Julie Deliquet : C'est parce que j'ai travaillé sur Fanny et Alexandre que j'ai eu cette idée. Cette pièce commence par un Noël et Un conte de Noël débute par un hommage à Fanny et Alexandre, avec un petit théâtre d'ombre. Ça m'a vraiment passionnée de travailler sur les différents supports de Fanny et Alexandre, car ça a effectivement d'abord été un scénario novellisé, puis un téléfilm en quatre épisodes, puis remonté en film. Et l'auteur, Ingmar Bergman, est un homme de théâtre. Je me suis interrogée sur l'émergence d'adaptations cinématographiques qui ont un peu envahi nos scènes ces dernières années et j'ai eu envie de poser la question à un réalisateur qui dit être influencé par le théâtre pour écrire. Et notamment Arnaud Desplechin, qui dit que lorsqu'il est sorti de la FEMIS, il savait peut-être réaliser un film mais il ne savait pas écrire de dialogue. Et qu'il est allé beaucoup au théâtre.

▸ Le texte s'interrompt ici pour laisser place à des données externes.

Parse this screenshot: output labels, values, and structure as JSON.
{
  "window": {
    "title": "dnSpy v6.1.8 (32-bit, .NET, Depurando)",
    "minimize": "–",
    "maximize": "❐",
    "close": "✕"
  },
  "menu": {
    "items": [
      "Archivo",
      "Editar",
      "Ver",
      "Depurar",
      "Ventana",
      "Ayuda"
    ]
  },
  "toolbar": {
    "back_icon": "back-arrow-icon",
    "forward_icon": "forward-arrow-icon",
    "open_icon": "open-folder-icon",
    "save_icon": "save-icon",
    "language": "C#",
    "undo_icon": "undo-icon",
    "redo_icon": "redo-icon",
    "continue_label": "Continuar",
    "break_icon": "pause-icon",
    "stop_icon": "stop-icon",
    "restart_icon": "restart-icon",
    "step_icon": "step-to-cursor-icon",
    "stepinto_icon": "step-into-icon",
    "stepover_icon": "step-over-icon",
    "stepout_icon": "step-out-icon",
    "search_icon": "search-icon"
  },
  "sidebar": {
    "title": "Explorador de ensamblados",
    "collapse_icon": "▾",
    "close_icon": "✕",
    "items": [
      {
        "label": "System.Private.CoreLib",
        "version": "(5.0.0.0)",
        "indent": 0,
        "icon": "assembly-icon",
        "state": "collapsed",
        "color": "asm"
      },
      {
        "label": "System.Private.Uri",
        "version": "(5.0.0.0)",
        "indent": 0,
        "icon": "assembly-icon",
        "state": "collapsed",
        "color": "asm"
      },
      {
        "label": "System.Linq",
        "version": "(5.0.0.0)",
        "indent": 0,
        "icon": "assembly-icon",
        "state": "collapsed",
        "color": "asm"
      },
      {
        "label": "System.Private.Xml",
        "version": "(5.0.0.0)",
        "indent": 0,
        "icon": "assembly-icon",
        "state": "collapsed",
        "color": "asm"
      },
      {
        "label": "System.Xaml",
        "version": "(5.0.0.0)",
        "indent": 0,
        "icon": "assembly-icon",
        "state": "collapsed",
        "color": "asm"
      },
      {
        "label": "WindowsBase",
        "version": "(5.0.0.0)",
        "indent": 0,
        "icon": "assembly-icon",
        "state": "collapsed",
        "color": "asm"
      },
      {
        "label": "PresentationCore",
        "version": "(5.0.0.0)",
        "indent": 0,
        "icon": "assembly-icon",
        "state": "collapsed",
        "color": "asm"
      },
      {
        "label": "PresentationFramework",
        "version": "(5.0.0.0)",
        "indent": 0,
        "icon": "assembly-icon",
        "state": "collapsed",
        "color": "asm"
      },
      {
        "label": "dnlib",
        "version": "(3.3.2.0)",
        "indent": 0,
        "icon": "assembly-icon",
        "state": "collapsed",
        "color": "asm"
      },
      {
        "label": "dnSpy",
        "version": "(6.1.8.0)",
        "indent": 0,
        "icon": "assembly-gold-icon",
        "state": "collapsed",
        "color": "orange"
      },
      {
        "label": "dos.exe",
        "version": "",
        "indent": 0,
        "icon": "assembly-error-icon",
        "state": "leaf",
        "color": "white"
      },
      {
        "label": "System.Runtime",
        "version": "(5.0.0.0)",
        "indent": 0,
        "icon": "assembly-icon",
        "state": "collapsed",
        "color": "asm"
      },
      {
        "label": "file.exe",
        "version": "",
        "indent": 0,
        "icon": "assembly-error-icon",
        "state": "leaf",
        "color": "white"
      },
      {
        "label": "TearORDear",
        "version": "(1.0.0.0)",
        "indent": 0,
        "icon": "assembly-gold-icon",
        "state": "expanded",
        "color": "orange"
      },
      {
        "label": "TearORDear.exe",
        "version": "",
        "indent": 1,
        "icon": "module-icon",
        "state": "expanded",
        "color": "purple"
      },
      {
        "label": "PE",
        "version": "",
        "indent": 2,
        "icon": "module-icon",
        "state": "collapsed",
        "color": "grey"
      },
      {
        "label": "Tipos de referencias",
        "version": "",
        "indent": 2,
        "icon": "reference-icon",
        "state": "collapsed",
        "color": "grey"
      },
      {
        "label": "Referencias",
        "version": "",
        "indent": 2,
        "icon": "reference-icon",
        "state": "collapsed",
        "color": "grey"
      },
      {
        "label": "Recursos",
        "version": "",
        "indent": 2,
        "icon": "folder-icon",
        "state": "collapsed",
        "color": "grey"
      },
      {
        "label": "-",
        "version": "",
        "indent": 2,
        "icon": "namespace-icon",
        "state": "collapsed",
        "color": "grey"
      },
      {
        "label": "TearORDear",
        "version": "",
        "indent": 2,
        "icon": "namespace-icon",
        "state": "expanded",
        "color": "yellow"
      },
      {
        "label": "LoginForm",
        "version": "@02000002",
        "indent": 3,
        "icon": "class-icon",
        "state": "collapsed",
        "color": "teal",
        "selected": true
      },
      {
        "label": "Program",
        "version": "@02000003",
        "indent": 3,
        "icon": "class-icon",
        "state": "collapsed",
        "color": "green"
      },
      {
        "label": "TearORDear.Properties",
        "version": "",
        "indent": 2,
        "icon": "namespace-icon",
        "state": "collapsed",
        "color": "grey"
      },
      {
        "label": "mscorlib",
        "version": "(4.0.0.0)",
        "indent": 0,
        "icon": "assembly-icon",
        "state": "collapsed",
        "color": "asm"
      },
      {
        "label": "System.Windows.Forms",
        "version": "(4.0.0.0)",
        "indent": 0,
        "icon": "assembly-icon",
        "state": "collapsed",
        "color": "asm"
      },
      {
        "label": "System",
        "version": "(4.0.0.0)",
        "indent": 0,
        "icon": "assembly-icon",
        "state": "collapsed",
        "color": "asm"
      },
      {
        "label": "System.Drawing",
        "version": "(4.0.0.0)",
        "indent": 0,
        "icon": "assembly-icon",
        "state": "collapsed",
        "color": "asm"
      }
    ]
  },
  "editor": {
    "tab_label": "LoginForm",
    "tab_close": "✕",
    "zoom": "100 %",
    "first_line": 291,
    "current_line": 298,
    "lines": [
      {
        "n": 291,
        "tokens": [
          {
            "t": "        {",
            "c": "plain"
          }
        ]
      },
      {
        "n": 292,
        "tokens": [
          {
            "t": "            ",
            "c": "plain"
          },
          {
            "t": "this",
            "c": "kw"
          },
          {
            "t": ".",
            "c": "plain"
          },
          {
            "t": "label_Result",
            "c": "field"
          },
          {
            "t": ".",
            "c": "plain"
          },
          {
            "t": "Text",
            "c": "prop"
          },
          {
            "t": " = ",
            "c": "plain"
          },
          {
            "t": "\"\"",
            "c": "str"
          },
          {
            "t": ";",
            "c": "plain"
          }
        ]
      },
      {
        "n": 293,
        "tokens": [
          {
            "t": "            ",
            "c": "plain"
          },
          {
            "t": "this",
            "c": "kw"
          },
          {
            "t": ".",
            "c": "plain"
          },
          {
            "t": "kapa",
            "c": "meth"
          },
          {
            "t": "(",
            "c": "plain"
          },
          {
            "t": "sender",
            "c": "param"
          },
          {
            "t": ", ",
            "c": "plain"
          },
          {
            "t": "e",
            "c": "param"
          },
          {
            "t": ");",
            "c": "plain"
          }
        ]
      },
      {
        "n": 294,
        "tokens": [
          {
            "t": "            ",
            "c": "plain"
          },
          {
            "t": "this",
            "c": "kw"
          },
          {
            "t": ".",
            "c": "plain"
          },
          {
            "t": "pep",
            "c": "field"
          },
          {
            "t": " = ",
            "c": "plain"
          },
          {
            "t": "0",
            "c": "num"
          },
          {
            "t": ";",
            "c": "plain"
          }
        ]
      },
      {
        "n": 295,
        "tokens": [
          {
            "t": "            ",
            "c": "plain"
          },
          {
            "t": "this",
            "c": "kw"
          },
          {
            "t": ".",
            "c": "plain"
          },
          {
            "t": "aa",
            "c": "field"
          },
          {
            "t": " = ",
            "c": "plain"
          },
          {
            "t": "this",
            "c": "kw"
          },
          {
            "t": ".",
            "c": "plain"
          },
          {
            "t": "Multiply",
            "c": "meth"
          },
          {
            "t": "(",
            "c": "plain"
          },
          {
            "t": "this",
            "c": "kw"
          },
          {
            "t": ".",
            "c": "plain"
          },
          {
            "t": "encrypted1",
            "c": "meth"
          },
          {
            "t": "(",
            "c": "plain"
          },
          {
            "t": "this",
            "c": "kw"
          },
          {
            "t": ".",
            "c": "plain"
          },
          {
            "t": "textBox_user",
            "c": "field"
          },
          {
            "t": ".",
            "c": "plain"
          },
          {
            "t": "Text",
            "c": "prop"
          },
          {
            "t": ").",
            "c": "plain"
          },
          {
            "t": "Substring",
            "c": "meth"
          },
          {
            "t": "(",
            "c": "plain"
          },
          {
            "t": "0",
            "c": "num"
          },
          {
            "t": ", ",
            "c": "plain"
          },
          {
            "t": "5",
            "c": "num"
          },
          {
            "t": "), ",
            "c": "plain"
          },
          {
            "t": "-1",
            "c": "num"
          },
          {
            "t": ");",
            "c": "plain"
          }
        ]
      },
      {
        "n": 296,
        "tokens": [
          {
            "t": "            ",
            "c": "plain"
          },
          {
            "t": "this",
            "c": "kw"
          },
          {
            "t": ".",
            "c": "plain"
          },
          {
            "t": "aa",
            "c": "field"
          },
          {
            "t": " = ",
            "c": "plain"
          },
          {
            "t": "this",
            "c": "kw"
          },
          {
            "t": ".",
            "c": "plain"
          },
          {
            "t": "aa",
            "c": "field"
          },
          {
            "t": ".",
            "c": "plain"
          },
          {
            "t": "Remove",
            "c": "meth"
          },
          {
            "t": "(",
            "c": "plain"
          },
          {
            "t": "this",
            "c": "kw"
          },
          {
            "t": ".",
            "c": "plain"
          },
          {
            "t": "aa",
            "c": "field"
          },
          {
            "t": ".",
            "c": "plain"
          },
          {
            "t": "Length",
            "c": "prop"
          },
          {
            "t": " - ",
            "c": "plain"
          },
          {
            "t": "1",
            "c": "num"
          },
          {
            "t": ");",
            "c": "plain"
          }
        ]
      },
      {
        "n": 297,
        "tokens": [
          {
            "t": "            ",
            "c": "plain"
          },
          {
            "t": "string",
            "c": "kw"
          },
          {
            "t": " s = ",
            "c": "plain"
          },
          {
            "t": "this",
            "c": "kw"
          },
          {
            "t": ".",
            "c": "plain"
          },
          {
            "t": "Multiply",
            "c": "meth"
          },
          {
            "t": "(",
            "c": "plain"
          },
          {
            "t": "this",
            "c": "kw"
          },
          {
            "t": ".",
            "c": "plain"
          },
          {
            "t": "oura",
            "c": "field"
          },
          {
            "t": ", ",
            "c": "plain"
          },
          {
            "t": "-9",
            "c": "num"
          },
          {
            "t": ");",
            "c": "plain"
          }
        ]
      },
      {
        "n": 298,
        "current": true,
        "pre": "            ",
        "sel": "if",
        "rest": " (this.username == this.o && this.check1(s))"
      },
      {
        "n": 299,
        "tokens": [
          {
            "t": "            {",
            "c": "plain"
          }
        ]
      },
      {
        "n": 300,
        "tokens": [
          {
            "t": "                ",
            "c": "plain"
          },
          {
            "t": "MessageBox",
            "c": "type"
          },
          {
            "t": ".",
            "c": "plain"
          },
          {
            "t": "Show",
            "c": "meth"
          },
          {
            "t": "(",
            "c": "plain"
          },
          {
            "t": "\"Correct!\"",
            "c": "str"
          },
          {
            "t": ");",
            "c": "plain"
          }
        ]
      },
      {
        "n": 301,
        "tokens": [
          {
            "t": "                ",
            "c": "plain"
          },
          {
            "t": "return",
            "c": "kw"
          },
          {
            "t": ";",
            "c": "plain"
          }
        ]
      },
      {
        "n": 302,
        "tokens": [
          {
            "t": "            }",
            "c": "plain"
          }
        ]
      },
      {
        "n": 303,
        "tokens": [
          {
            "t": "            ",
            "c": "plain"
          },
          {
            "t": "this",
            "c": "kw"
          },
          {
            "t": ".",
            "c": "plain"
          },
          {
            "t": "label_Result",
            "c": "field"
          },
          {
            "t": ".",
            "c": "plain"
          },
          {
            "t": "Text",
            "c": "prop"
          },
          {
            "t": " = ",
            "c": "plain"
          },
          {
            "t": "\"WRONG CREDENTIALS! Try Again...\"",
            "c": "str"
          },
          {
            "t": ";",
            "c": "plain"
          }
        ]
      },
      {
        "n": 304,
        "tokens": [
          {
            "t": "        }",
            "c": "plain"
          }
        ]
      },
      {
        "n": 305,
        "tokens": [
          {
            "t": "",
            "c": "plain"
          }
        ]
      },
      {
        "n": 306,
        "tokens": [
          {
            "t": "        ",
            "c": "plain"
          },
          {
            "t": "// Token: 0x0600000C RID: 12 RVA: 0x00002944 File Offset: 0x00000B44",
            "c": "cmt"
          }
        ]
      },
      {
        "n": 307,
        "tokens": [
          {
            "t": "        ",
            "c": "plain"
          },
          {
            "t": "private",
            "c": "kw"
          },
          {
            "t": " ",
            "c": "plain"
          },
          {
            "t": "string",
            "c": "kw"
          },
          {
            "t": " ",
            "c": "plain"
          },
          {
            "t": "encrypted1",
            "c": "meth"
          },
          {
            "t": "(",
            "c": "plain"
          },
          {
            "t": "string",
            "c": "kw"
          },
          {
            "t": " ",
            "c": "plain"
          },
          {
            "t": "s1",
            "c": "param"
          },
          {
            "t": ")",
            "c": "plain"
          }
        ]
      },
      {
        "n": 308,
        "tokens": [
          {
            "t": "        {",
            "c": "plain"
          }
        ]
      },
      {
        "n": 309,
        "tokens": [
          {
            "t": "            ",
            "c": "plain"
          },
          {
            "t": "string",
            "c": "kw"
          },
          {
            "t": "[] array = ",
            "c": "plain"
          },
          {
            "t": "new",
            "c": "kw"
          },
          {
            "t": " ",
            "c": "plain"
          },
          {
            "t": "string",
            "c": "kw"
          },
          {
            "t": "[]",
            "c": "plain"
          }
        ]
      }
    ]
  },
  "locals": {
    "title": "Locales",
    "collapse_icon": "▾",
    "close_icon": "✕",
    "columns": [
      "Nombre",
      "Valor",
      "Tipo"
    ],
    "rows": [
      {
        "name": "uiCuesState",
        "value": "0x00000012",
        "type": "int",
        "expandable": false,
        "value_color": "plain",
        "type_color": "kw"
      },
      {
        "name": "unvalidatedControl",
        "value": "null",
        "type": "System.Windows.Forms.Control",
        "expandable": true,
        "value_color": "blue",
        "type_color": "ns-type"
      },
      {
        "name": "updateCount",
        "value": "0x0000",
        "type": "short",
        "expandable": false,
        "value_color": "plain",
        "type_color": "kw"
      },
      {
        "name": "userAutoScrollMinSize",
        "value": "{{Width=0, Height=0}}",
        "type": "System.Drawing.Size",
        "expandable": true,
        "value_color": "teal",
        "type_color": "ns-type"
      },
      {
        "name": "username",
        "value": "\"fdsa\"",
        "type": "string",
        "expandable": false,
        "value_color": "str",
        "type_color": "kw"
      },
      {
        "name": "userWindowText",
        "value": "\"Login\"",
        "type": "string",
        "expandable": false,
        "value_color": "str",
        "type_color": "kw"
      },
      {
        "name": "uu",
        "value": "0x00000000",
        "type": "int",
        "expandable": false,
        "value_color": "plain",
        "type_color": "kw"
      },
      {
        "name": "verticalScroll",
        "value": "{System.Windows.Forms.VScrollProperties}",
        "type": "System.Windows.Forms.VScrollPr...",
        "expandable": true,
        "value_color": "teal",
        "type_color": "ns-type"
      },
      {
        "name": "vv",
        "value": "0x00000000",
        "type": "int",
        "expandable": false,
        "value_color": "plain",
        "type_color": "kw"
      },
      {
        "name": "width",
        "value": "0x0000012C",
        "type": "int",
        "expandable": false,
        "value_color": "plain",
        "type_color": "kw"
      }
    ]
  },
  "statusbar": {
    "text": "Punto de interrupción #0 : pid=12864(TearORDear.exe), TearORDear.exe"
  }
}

On le ressent dans ses films et particulièrement dans Un Conte de Noël qui, par son appellation, est une hyperfiction.
Est-ce que ce matériau – le scénario du film – est très différent d'un matériau de théâtre ?
Ce qui était différent — et on ne s'en rend pas compte quand on voit un film — c'est qu'il y avait un excédent de mots, presque le double de Fanny et Alexandre ! Je ne pouvais pas le préméditer car ce sont des séquences extrêmement courtes. Il y en a 162. Et c'est très dense. Si je faisais sauter les frontières des espaces séquencés, j'avais une telle densité de dialogues qu'il fallait repenser l'ossature, en sachant que la forme — ça se passe en huis clos à Roubaix en quatre mouvements — était déjà très théâtrale. Desplechin avait pensé sa structure un peu comme une pièce de théâtre.

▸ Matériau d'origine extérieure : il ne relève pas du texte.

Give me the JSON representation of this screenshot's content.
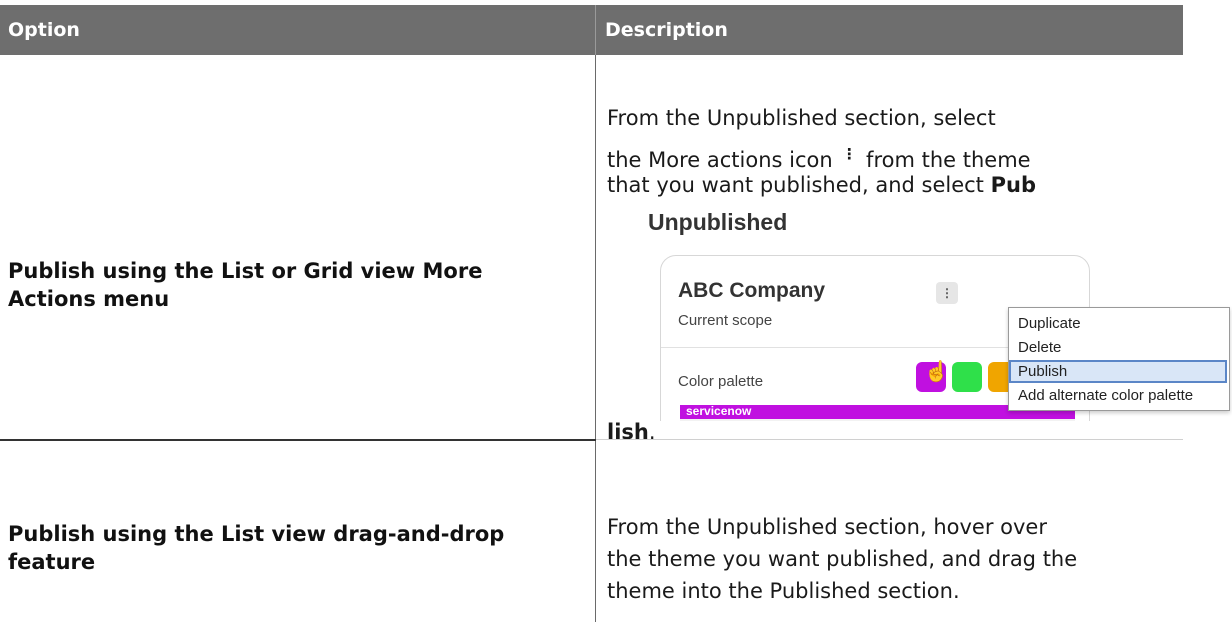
{
  "table": {
    "headers": {
      "option": "Option",
      "description": "Description"
    },
    "rows": [
      {
        "option": "Publish using the List or Grid view More Actions menu",
        "description": {
          "line1": "From the Unpublished section, select",
          "line2_pre": "the More actions icon",
          "line2_icon": "⋮",
          "line2_post": "from the theme",
          "line3_pre": "that you want published, and select",
          "line3_bold": "Pub",
          "end_bold": "lish",
          "end_tail": "."
        }
      },
      {
        "option": "Publish using the List view drag-and-drop feature",
        "description": {
          "line1": "From the Unpublished section, hover over",
          "line2": "the theme you want published, and drag the",
          "line3": "theme into the Published section."
        }
      }
    ]
  },
  "screenshot": {
    "section_heading": "Unpublished",
    "card_title": "ABC Company",
    "card_subtitle": "Current scope",
    "palette_label": "Color palette",
    "brand": "servicenow",
    "kebab_icon": "⋮",
    "swatch_colors": [
      "#c010e0",
      "#2fe04a",
      "#f0a500"
    ],
    "menu_items": [
      "Duplicate",
      "Delete",
      "Publish",
      "Add alternate color palette"
    ],
    "active_menu_item": "Publish",
    "cursor_icon": "pointer-hand-icon"
  }
}
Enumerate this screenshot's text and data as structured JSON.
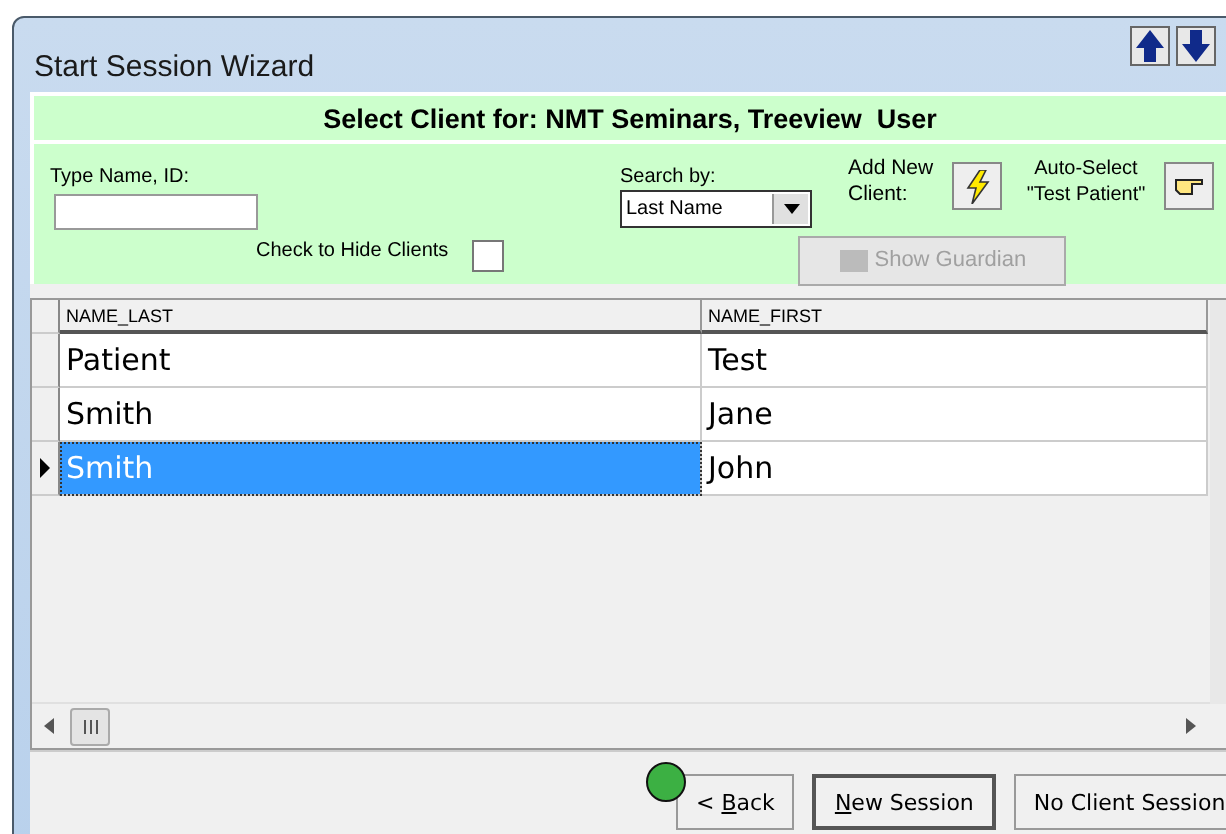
{
  "window": {
    "title": "Start Session Wizard"
  },
  "header": {
    "title": "Select Client for: NMT Seminars, Treeview  User"
  },
  "search": {
    "label": "Type Name, ID:"
  },
  "search_by": {
    "label": "Search by:",
    "value": "Last Name"
  },
  "add_new": {
    "label": "Add New Client:"
  },
  "auto_select": {
    "label": "Auto-Select \"Test Patient\""
  },
  "hide_clients": {
    "label": "Check to Hide Clients",
    "checked": false
  },
  "show_guardian": {
    "label": "Show Guardian",
    "disabled": true
  },
  "table": {
    "columns": [
      "NAME_LAST",
      "NAME_FIRST"
    ],
    "rows": [
      {
        "cells": [
          "Patient",
          "Test"
        ],
        "selected": false
      },
      {
        "cells": [
          "Smith",
          "Jane"
        ],
        "selected": false
      },
      {
        "cells": [
          "Smith",
          "John"
        ],
        "selected": true
      }
    ]
  },
  "buttons": [
    {
      "prefix": "< ",
      "access_key": "B",
      "rest": "ack",
      "default": false
    },
    {
      "access_key": "N",
      "rest": "ew Session",
      "default": true
    },
    {
      "rest": "No Client Session",
      "default": false
    }
  ]
}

Pourquoi utiliser le bi-frontal ?
Je n'ai jamais osé le faire en compagnie — je ne l'ai fait qu'avec Vania à la Comédie Française car c'est quand même une tannée à tourner, une vraie complexité budgétaire et technique. Mais pour Un conte de Noël, à partir du moment où je gardais le même lieu que lui — l'intérieur de la maison de Roubaix — il fallait absolument que je change le prisme du regard. Et comme Arnaud Desplechin fait des plans à deux très serrés, j'ai voulu qu'on voie les personnages sous toutes les coutures, de dos, de face, ceux qui écoutent, ceux qui s'endorment, ceux qui ne devraient pas être là. C'est un dispositif hyper théâtral puisque même les spectateurs sont mis en scène et on sort du prisme frontal de la caméra.
Dans La Noce, Nous sommes maintenant, Mélancolie(s), c'était en frontal, mais il y avait déjà cet élément central de la table qui réunit tous les personnages. Êtes-vous surprise de retrouver cet élément au centre de cette création ?

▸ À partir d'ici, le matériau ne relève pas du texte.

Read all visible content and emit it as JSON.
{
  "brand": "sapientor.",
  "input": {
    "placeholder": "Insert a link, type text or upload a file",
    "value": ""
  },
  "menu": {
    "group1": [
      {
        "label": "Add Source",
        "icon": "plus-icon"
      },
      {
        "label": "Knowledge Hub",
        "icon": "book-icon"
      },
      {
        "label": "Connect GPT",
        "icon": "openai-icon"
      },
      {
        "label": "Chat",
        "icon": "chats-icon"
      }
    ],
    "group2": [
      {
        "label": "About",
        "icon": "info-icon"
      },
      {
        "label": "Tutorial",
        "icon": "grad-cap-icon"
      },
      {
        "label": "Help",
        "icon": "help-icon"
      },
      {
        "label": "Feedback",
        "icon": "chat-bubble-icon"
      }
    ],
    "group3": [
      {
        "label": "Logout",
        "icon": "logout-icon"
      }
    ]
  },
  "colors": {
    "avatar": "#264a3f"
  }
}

Oui, ça m'a étonnée. Pour Un conte de Noël je me suis beaucoup questionnée sur la scénographie. Comment convoquer Roubaix ? Je savais qu'Arnaud Desplechin avait demandé à sa scénographe d'aller chez ses parents. Je n'allais pas représenter chez mes parents, mais j'ai choisi de me servir des vieux décors de mes précédents spectacles. Du coup, se sont retrouvés nos vinyles de La Noce, nos petits lits du Lagarce, les châssis de répétitions de Fanny et Alexandre. De tout ça on a fait un décor et les tables sont revenues car elles étaient présentes dans tous nos spectacles. Puisque tout est conte, alors il provient d'une mémoire de théâtre, la nôtre.